Felix Frank wrote (Thu May 07 2009 08:52:41 GMT+0200 (CEST))
Secondly, we have another issue that occurs with mmap when the file
of the size being mmap'd is larger than the cache size. This has also
only been observed where an application does mmap, close, write. This
problem is currently unfixed, but has only been observed with Linux
kernels that don't have the BDI starvation fixes. Is that a valid
summary?
Exactly (almost), but for this to work, the file needs not even be closed
prior to writing.
Attached is yet another version
of the test program. It reproduces errors in Linux 2.6.18-128.1.6.el5xen
with
50 MB disk cache (test file is 120MB).
It will write using mmap, then unmap, then mmap again to read data back.
When invoked with -a, the call posix_fadvise(fd, 0, SIZE,
POSIX_FADV_DONTNEED)
prior to remapping is suppressed.
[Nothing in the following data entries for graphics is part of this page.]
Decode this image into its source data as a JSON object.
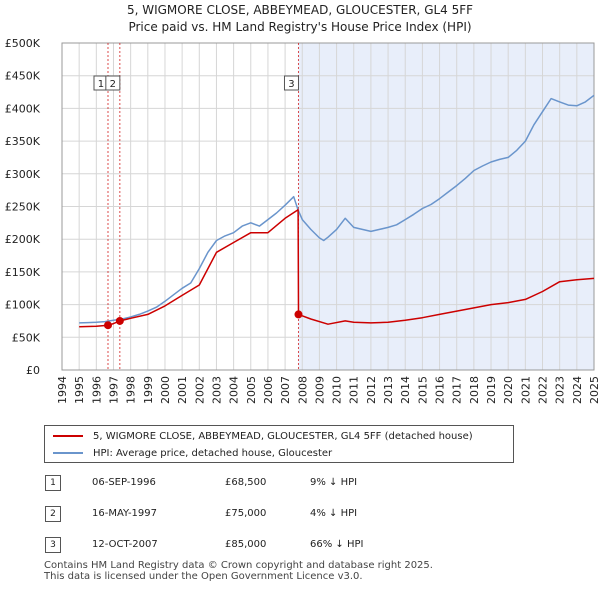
{
  "title_line1": "5, WIGMORE CLOSE, ABBEYMEAD, GLOUCESTER, GL4 5FF",
  "title_line2": "Price paid vs. HM Land Registry's House Price Index (HPI)",
  "colors": {
    "property": "#cc0000",
    "hpi": "#6a95cc",
    "shade": "#e8eefa",
    "grid": "#d6d6d6",
    "vline": "#cc0000"
  },
  "legend": {
    "property_label": "5, WIGMORE CLOSE, ABBEYMEAD, GLOUCESTER, GL4 5FF (detached house)",
    "hpi_label": "HPI: Average price, detached house, Gloucester"
  },
  "transactions": [
    {
      "num": "1",
      "date": "06-SEP-1996",
      "price": "£68,500",
      "diff": "9% ↓ HPI"
    },
    {
      "num": "2",
      "date": "16-MAY-1997",
      "price": "£75,000",
      "diff": "4% ↓ HPI"
    },
    {
      "num": "3",
      "date": "12-OCT-2007",
      "price": "£85,000",
      "diff": "66% ↓ HPI"
    }
  ],
  "footer_line1": "Contains HM Land Registry data © Crown copyright and database right 2025.",
  "footer_line2": "This data is licensed under the Open Government Licence v3.0.",
  "chart_data": {
    "type": "line",
    "title": "5, WIGMORE CLOSE, ABBEYMEAD, GLOUCESTER, GL4 5FF",
    "subtitle": "Price paid vs. HM Land Registry's House Price Index (HPI)",
    "xlabel": "",
    "ylabel": "",
    "xlim": [
      1994,
      2025
    ],
    "ylim": [
      0,
      500000
    ],
    "grid": true,
    "legend_position": "below",
    "y_ticks": [
      0,
      50000,
      100000,
      150000,
      200000,
      250000,
      300000,
      350000,
      400000,
      450000,
      500000
    ],
    "y_tick_labels": [
      "£0",
      "£50K",
      "£100K",
      "£150K",
      "£200K",
      "£250K",
      "£300K",
      "£350K",
      "£400K",
      "£450K",
      "£500K"
    ],
    "x_ticks": [
      1994,
      1995,
      1996,
      1997,
      1998,
      1999,
      2000,
      2001,
      2002,
      2003,
      2004,
      2005,
      2006,
      2007,
      2008,
      2009,
      2010,
      2011,
      2012,
      2013,
      2014,
      2015,
      2016,
      2017,
      2018,
      2019,
      2020,
      2021,
      2022,
      2023,
      2024,
      2025
    ],
    "x_tick_labels": [
      "1994",
      "1995",
      "1996",
      "1997",
      "1998",
      "1999",
      "2000",
      "2001",
      "2002",
      "2003",
      "2004",
      "2005",
      "2006",
      "2007",
      "2008",
      "2009",
      "2010",
      "2011",
      "2012",
      "2013",
      "2014",
      "2015",
      "2016",
      "2017",
      "2018",
      "2019",
      "2020",
      "2021",
      "2022",
      "2023",
      "2024",
      "2025"
    ],
    "shaded_region": [
      2007.78,
      2025
    ],
    "markers": [
      {
        "label": "1",
        "x": 1996.68,
        "y": 68500
      },
      {
        "label": "2",
        "x": 1997.37,
        "y": 75000
      },
      {
        "label": "3",
        "x": 2007.78,
        "y": 85000
      }
    ],
    "series": [
      {
        "name": "HPI: Average price, detached house, Gloucester",
        "x": [
          1995,
          1995.5,
          1996,
          1996.5,
          1997,
          1997.5,
          1998,
          1998.5,
          1999,
          1999.5,
          2000,
          2000.5,
          2001,
          2001.5,
          2002,
          2002.5,
          2003,
          2003.5,
          2004,
          2004.5,
          2005,
          2005.5,
          2006,
          2006.5,
          2007,
          2007.5,
          2007.75,
          2008,
          2008.5,
          2009,
          2009.25,
          2009.5,
          2010,
          2010.5,
          2011,
          2011.5,
          2012,
          2012.5,
          2013,
          2013.5,
          2014,
          2014.5,
          2015,
          2015.5,
          2016,
          2016.5,
          2017,
          2017.5,
          2018,
          2018.5,
          2019,
          2019.5,
          2020,
          2020.5,
          2021,
          2021.5,
          2022,
          2022.5,
          2023,
          2023.5,
          2024,
          2024.5,
          2025
        ],
        "values": [
          72000,
          72500,
          73000,
          74000,
          76000,
          78000,
          81000,
          85000,
          90000,
          96000,
          105000,
          115000,
          125000,
          133000,
          155000,
          180000,
          198000,
          205000,
          210000,
          220000,
          225000,
          220000,
          230000,
          240000,
          252000,
          265000,
          245000,
          230000,
          215000,
          202000,
          198000,
          203000,
          215000,
          232000,
          218000,
          215000,
          212000,
          215000,
          218000,
          222000,
          230000,
          238000,
          247000,
          253000,
          262000,
          272000,
          282000,
          293000,
          305000,
          312000,
          318000,
          322000,
          325000,
          336000,
          350000,
          375000,
          395000,
          415000,
          410000,
          405000,
          404000,
          410000,
          420000
        ]
      },
      {
        "name": "5, WIGMORE CLOSE, ABBEYMEAD, GLOUCESTER, GL4 5FF (detached house)",
        "x": [
          1995,
          1996,
          1996.68,
          1997.0,
          1997.37,
          1998,
          1999,
          2000,
          2001,
          2002,
          2003,
          2004,
          2005,
          2006,
          2007,
          2007.76,
          2007.78,
          2008.5,
          2009.5,
          2010.5,
          2011,
          2012,
          2013,
          2014,
          2015,
          2016,
          2017,
          2018,
          2019,
          2020,
          2021,
          2022,
          2023,
          2024,
          2025
        ],
        "values": [
          66000,
          67000,
          68500,
          71000,
          75000,
          79000,
          85000,
          98000,
          114000,
          130000,
          180000,
          195000,
          210000,
          210000,
          232000,
          245000,
          85000,
          78000,
          70000,
          75000,
          73000,
          72000,
          73000,
          76000,
          80000,
          85000,
          90000,
          95000,
          100000,
          103000,
          108000,
          120000,
          135000,
          138000,
          140000
        ]
      }
    ]
  }
}
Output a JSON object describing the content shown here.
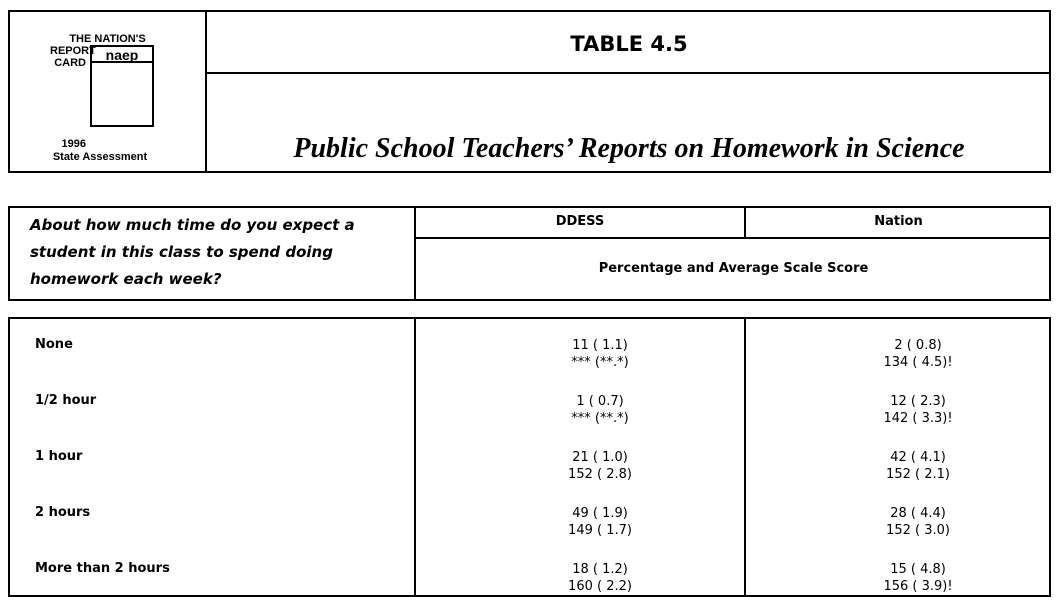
{
  "logo": {
    "line1": "THE NATION'S",
    "line2": "REPORT",
    "line3": "CARD",
    "badge": "naep",
    "year": "1996",
    "line4": "State Assessment"
  },
  "header": {
    "title": "TABLE 4.5",
    "subtitle": "Public School Teachers’ Reports on Homework in Science"
  },
  "table": {
    "question": "About how much time do you expect a student in this class to spend doing homework each week?",
    "columns": [
      "DDESS",
      "Nation"
    ],
    "subheader": "Percentage and Average Scale Score",
    "rows": [
      {
        "label": "None",
        "ddess": [
          "11 ( 1.1)",
          "*** (**.*)"
        ],
        "nation": [
          "2 ( 0.8)",
          "134 ( 4.5)!"
        ]
      },
      {
        "label": "1/2 hour",
        "ddess": [
          "1 ( 0.7)",
          "*** (**.*)"
        ],
        "nation": [
          "12 ( 2.3)",
          "142 ( 3.3)!"
        ]
      },
      {
        "label": "1 hour",
        "ddess": [
          "21 ( 1.0)",
          "152 ( 2.8)"
        ],
        "nation": [
          "42 ( 4.1)",
          "152 ( 2.1)"
        ]
      },
      {
        "label": "2 hours",
        "ddess": [
          "49 ( 1.9)",
          "149 ( 1.7)"
        ],
        "nation": [
          "28 ( 4.4)",
          "152 ( 3.0)"
        ]
      },
      {
        "label": "More than 2 hours",
        "ddess": [
          "18 ( 1.2)",
          "160 ( 2.2)"
        ],
        "nation": [
          "15 ( 4.8)",
          "156 ( 3.9)!"
        ]
      }
    ]
  }
}
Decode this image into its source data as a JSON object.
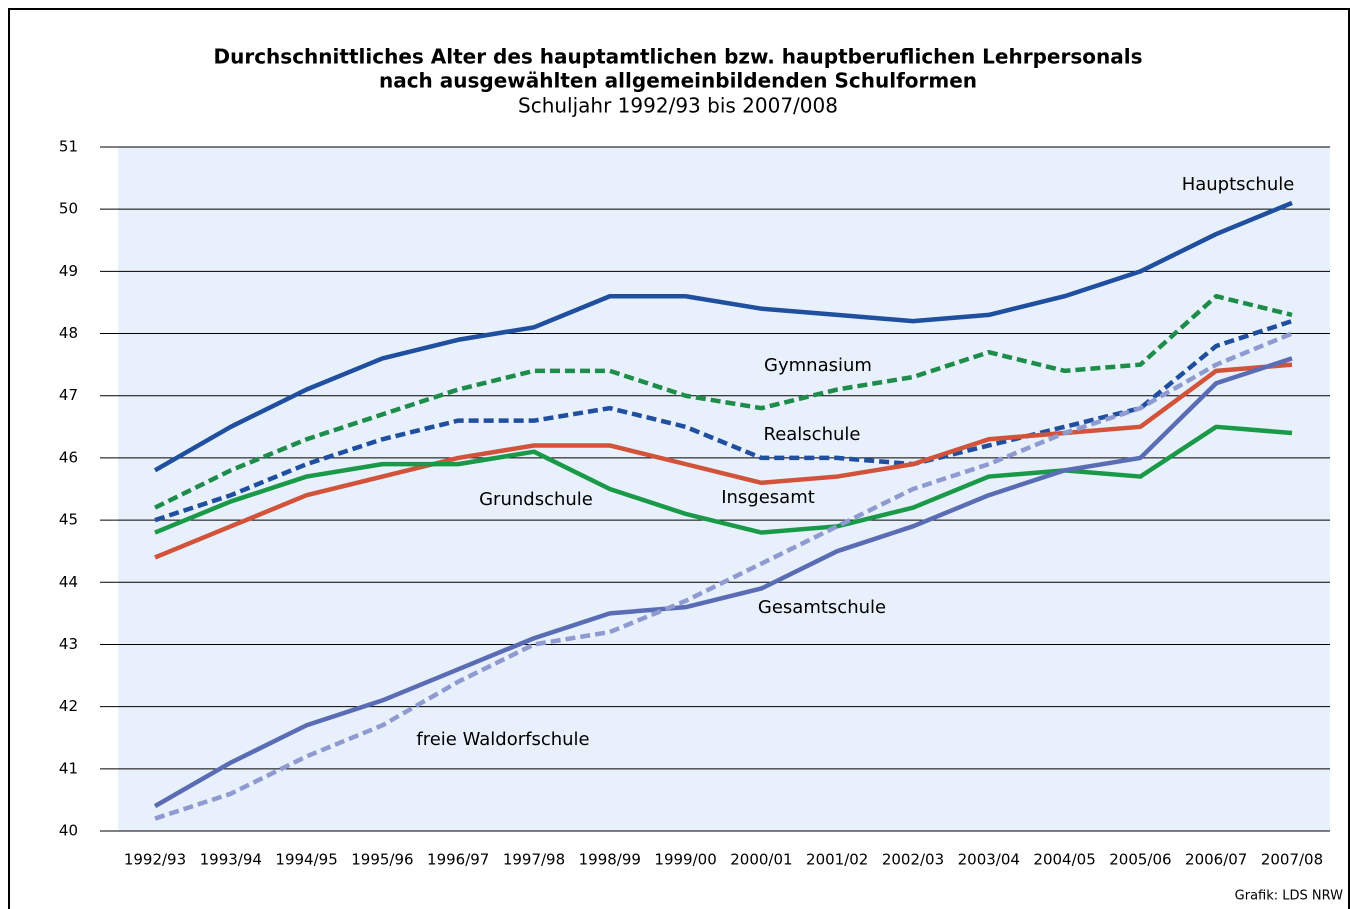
{
  "chart_data": {
    "type": "line",
    "title": [
      "Durchschnittliches Alter des hauptamtlichen bzw. hauptberuflichen Lehrpersonals",
      "nach ausgewählten allgemeinbildenden Schulformen"
    ],
    "subtitle": "Schuljahr 1992/93 bis 2007/008",
    "source": "Grafik: LDS NRW",
    "categories": [
      "1992/93",
      "1993/94",
      "1994/95",
      "1995/96",
      "1996/97",
      "1997/98",
      "1998/99",
      "1999/00",
      "2000/01",
      "2001/02",
      "2002/03",
      "2003/04",
      "2004/05",
      "2005/06",
      "2006/07",
      "2007/08"
    ],
    "ylim": [
      40,
      51
    ],
    "yticks": [
      40,
      41,
      42,
      43,
      44,
      45,
      46,
      47,
      48,
      49,
      50,
      51
    ],
    "grid": true,
    "series": [
      {
        "name": "Hauptschule",
        "color": "#1f4f9e",
        "dashed": false,
        "values": [
          45.8,
          46.5,
          47.1,
          47.6,
          47.9,
          48.1,
          48.6,
          48.6,
          48.4,
          48.3,
          48.2,
          48.3,
          48.6,
          49.0,
          49.6,
          50.1
        ]
      },
      {
        "name": "Gymnasium",
        "color": "#1e8c4a",
        "dashed": true,
        "values": [
          45.2,
          45.8,
          46.3,
          46.7,
          47.1,
          47.4,
          47.4,
          47.0,
          46.8,
          47.1,
          47.3,
          47.7,
          47.4,
          47.5,
          48.6,
          48.3
        ]
      },
      {
        "name": "Realschule",
        "color": "#1f4f9e",
        "dashed": true,
        "values": [
          45.0,
          45.4,
          45.9,
          46.3,
          46.6,
          46.6,
          46.8,
          46.5,
          46.0,
          46.0,
          45.9,
          46.2,
          46.5,
          46.8,
          47.8,
          48.2
        ]
      },
      {
        "name": "Insgesamt",
        "color": "#d2523a",
        "dashed": false,
        "values": [
          44.4,
          44.9,
          45.4,
          45.7,
          46.0,
          46.2,
          46.2,
          45.9,
          45.6,
          45.7,
          45.9,
          46.3,
          46.4,
          46.5,
          47.4,
          47.5
        ]
      },
      {
        "name": "Grundschule",
        "color": "#1a9a48",
        "dashed": false,
        "values": [
          44.8,
          45.3,
          45.7,
          45.9,
          45.9,
          46.1,
          45.5,
          45.1,
          44.8,
          44.9,
          45.2,
          45.7,
          45.8,
          45.7,
          46.5,
          46.4
        ]
      },
      {
        "name": "Gesamtschule",
        "color": "#5a6db4",
        "dashed": false,
        "values": [
          40.4,
          41.1,
          41.7,
          42.1,
          42.6,
          43.1,
          43.5,
          43.6,
          43.9,
          44.5,
          44.9,
          45.4,
          45.8,
          46.0,
          47.2,
          47.6
        ]
      },
      {
        "name": "freie Waldorfschule",
        "color": "#8f9ad0",
        "dashed": true,
        "values": [
          40.2,
          40.6,
          41.2,
          41.7,
          42.4,
          43.0,
          43.2,
          43.7,
          44.3,
          44.9,
          45.5,
          45.9,
          46.4,
          46.8,
          47.5,
          48.0
        ]
      }
    ]
  }
}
I guess it tells the kernel to discard
any
VM pages that hold data from the file of fd. So with -a, the program
runs fine
even in AFS, but that's cheating: Running with -r afterwards reveals that
some data has not got written to the cache after all.
So yes, with the mentioned kernel there is possible data loss with files
larger
than the cache (although 100MB file vs 50MB cache seems to work).
I'd be interested if that's reproduceable with newer kernels.
I finally got a hold of a box that I could setup with a different
distro. I'm sad to report that I managed to reproduce the faulty
behaviour on Linux 2.6.29-4.slh.1-sidux-amd64.